The party, which has been rocked by internal divisions over strategy, won just 10 seats in the 350-seat parliament in Sunday's polls which were marked by a surge in support for far-right party Vox, down from 57 seats in the previous ballot in April.   

“In coherence with who I am, I don't think it's surprising that I resign today.
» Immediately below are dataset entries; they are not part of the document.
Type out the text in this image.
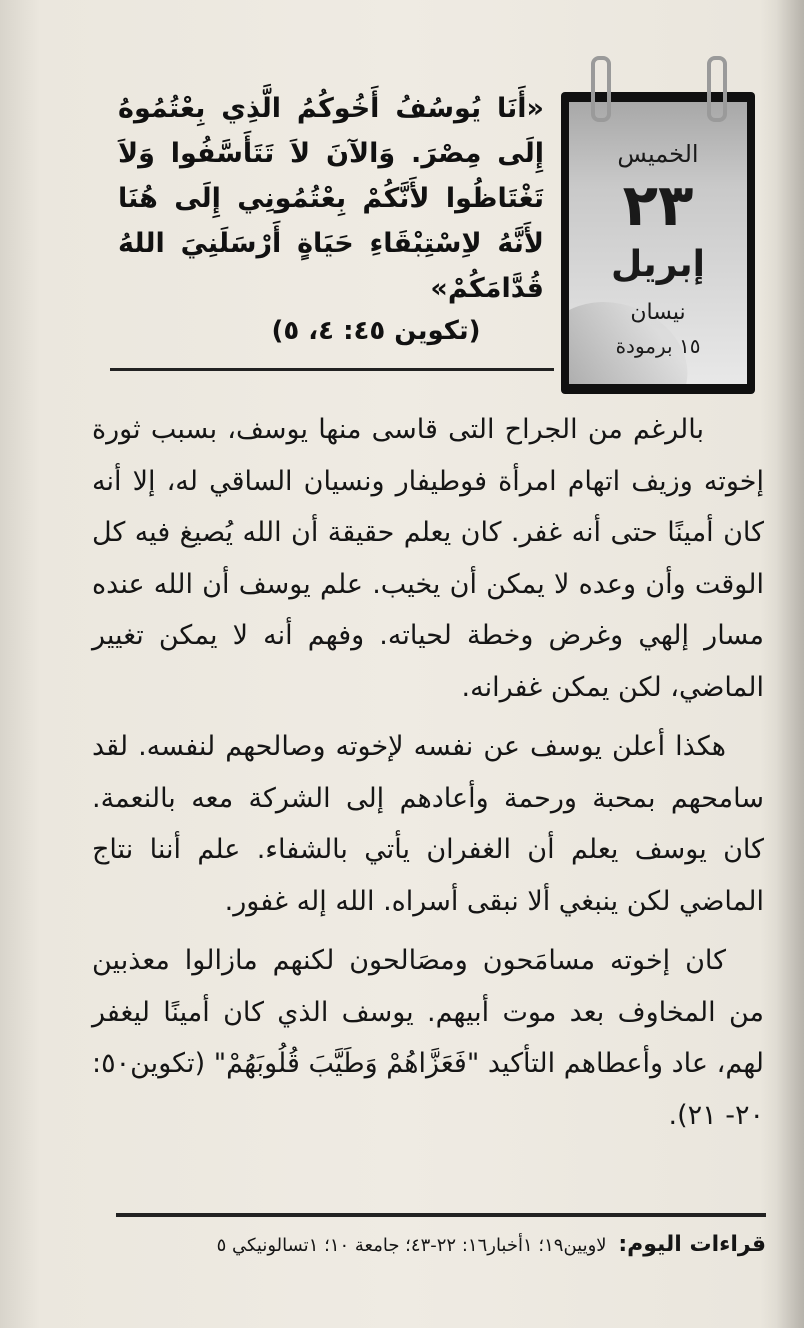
الخميس
٢٣
إبريل
نيسان
١٥ برمودة
«أَنَا يُوسُفُ أَخُوكُمُ الَّذِي بِعْتُمُوهُ إِلَى مِصْرَ. وَالآنَ لاَ تَتَأَسَّفُوا وَلاَ تَغْتَاظُوا لأَنَّكُمْ بِعْتُمُونِي إِلَى هُنَا لأَنَّهُ لاِسْتِبْقَاءِ حَيَاةٍ أَرْسَلَنِيَ اللهُ قُدَّامَكُمْ»
(تكوين ٤٥: ٤، ٥)

بالرغم من الجراح التى قاسى منها يوسف، بسبب ثورة إخوته وزيف اتهام امرأة فوطيفار ونسيان الساقي له، إلا أنه كان أمينًا حتى أنه غفر. كان يعلم حقيقة أن الله يُصيغ فيه كل الوقت وأن وعده لا يمكن أن يخيب. علم يوسف أن الله عنده مسار إلهي وغرض وخطة لحياته. وفهم أنه لا يمكن تغيير الماضي، لكن يمكن غفرانه.

هكذا أعلن يوسف عن نفسه لإخوته وصالحهم لنفسه. لقد سامحهم بمحبة ورحمة وأعادهم إلى الشركة معه بالنعمة. كان يوسف يعلم أن الغفران يأتي بالشفاء. علم أننا نتاج الماضي لكن ينبغي ألا نبقى أسراه. الله إله غفور.

كان إخوته مسامَحون ومصَالحون لكنهم مازالوا معذبين من المخاوف بعد موت أبيهم. يوسف الذي كان أمينًا ليغفر لهم، عاد وأعطاهم التأكيد "فَعَزَّاهُمْ وَطَيَّبَ قُلُوبَهُمْ" (تكوين٥٠: ٢٠- ٢١).

قراءات اليوم: لاويين١٩؛ ١أخبار١٦: ٢٢-٤٣؛ جامعة ١٠؛ ١تسالونيكي ٥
It's the responsible thing to do,” he said adding he was also stepping down as a member of parliament and abandoning politics.

“The time has come to serve other people, to serve my parents, to serve my daughter who I have spent less time with than I should have,” he added after meeting with his party's executive committee.

Acting Prime Minister Pedro Sanchez's Socialists won the most seats in Sunday's election but once again fell short of an absolute majority in parliament, prolonging months of deadlock.

Several top Ciudadanos figures resigned in the lead up to the election in protest over deals the party struck with upstart Vox to allow it to govern in several regions and cities along with the main opposition Popular Party.

Rivera, 39, had led Ciudadanos since he founded it in 2006 as a regional party in Catalonia which focused on fighting separatism and defending Spanish unity. 

He burst onto the Catalan political scene in a breath of fresh air, vowing to fight corruption and posing naked on campaign posters to “lay politics bare”. 

The party soared in the polls when it went national in 2014 on a market-friendly, anti-corruption platform which sought to wipe out the traditional left-right divide and it entered parliament the following year.

Rivera, a former water polo player who worked at a bank before entering politics, recently moved the party to the right in an attempt to make Ciudadanos the country's main conservative party, and attacked Sanchez after having failed to form a coalition with him in 2016.

Just 18 months ago, he was being compared to France's Emmanuel Macron and Canada's Justin Trudeau and was feted as kingmaker in parliament and quite possibly as a  future prime minister.